APP-Sindicato divulgará, nesta quarta-feira (05), uma nota técnica sobre um possível retorno ao formato presencial das aulas. O estudo, realizado pelo epidemiologista e autor de artigos publicados nas revistas Nature e Science, Lucas Ferrante embasa a defesa do Sindicato e será apresentado ao público. Lucas Ferrante é também pesquisador do Instituto Nacional de Pesquisas da Amazônia (Inpa) ligado à Fiocruz.

A direção estadual da APP-Sindicato informa à imprensa e à sociedade que seguirá em defesa pela vida, mesmo que para isso seja necessário adiar o início das aulas presenciais.
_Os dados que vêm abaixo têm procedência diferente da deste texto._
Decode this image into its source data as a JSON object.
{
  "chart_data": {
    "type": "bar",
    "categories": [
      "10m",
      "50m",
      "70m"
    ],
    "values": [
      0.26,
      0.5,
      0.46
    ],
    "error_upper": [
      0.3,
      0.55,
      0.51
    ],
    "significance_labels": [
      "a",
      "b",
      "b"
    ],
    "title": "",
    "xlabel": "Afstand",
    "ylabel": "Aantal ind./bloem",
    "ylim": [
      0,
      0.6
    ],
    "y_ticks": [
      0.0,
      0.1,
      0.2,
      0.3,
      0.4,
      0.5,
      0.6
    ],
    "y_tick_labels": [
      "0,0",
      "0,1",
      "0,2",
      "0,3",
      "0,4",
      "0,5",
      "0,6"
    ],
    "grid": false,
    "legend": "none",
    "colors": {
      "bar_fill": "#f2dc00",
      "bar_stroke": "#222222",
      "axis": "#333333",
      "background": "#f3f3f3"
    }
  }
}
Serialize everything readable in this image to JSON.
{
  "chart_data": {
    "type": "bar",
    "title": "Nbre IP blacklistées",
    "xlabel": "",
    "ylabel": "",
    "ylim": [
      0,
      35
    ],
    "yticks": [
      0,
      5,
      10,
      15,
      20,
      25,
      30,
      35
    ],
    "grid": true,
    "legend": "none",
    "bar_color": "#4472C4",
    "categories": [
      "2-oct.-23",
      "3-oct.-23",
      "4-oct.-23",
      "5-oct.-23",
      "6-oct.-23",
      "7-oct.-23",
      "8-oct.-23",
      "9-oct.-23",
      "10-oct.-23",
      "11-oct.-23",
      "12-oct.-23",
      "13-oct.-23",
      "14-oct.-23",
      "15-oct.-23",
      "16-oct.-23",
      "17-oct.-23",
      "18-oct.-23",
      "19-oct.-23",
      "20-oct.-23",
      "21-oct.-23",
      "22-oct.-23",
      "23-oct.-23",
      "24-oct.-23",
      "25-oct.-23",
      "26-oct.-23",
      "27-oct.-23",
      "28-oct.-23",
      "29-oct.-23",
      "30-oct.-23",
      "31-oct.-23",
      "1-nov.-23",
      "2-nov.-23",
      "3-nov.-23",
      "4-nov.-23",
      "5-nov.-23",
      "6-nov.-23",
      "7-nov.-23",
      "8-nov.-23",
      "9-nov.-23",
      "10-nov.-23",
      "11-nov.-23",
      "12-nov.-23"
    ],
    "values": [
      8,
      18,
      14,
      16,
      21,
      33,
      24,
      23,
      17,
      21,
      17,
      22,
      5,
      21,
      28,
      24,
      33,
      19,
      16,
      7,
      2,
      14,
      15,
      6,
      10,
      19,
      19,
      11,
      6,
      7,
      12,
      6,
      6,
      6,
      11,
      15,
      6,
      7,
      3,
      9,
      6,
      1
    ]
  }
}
“Vacinar educadores e convocar aulas presenciais irá manter a pandemia ativa. Mesmo os imunizados podem contrair, de forma branda, e transmitir a doença”, afirma o especialista.A direção estadual afirma que seguirá na defesa pela vacinação em massa antes do retorno presencial. “Se só professores e funcionários forem vacinados a pandemia não estará controlada nas escolas”, afirma Ferrante.
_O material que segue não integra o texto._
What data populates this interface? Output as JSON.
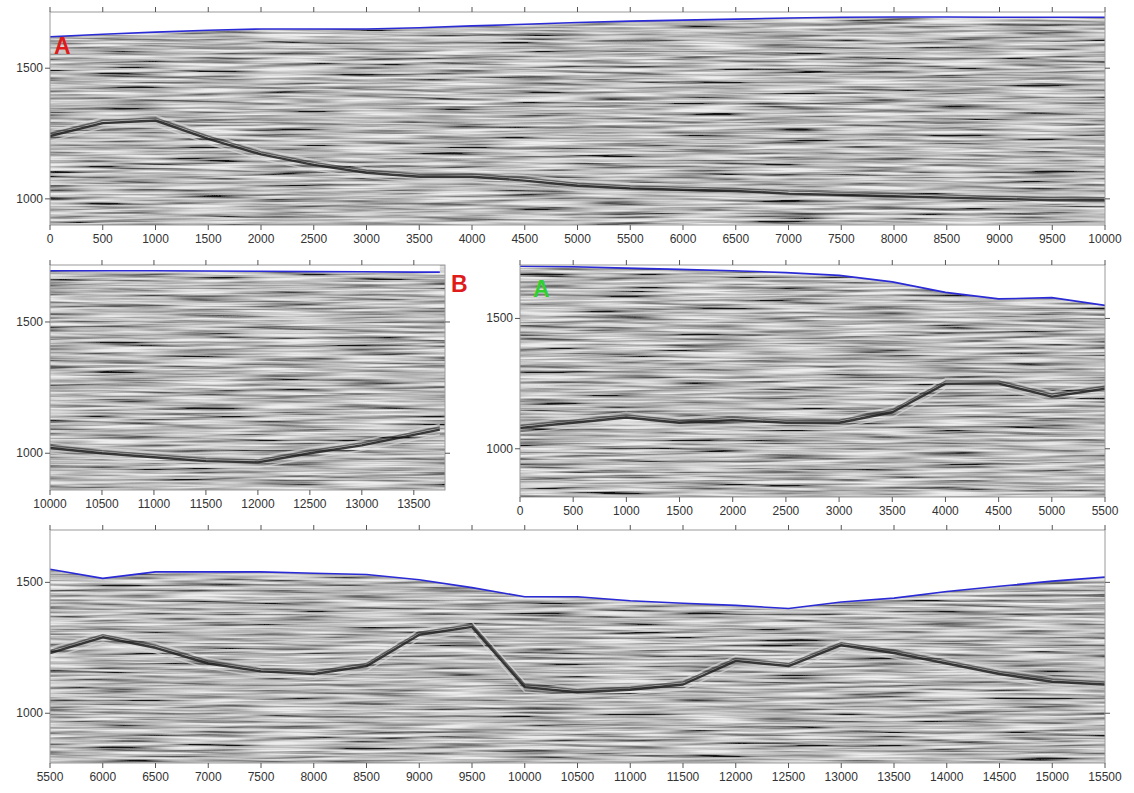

O epidemiologista salienta ainda que a circulação diária de pessoas nas escolas e universidades é o fator de maior risco para a disseminação viral.

“Vacinar grupo de risco é uma medida emergencial, mas insuficiente. Se convocarmos as aulas iremos fatalmente aumentar a disseminação e até forçar o surgimento de cepas ainda mais resistentes e letais”

informa Ferrante.

O Sindicato alerta ainda que, após ouvir especialistas e pesquisadores, que não há tendência de queda nos números da pandemia e que, por conta da vacinação estar em um ritmo ainda muito lento, há uma tendência de surgimento de outras variantes do vírus ainda mais resistentes.

O caminho, segundo estes especialistas, é um lockdown definitivo de, pelo menos, 21 dias e aceleração do ritmo da vacinação. “Não há protocolo seguro para retorno das aulas”, afirmou Lucas Ferrante. O pesquisador afirma ainda não é o momento dessa retomada e que, caso o governo insista nisso, as consequências serão o aumento do número de casos e de mortes em um curto espaço de tempo. O Inpa previu, através de cálculos estatísticos com dados da pandemia, o caos em Manaus e também orientou a Prefeitura de Curitiba no auge do colapso em março.

Diante das conclusões do estudo a APP-Sindicato informa que intensificará a mobilização e a campanha pela vacinação em massa da população paranaense. “A APP-Sindicato defende a vacinação para toda população, bem como a vacinação para professores e funcionários como condição para voltar às aulas. Queremos sim o retorno ao trabalho presencial, mas o retorno com segurança. Definimos a deflagração da greve caso haja imposição desta volta sem a vacinação nas duas etapas de toda categoria”, afirma a secretária Educacional da APP-Sindicato, professora Walkiria Mazeto.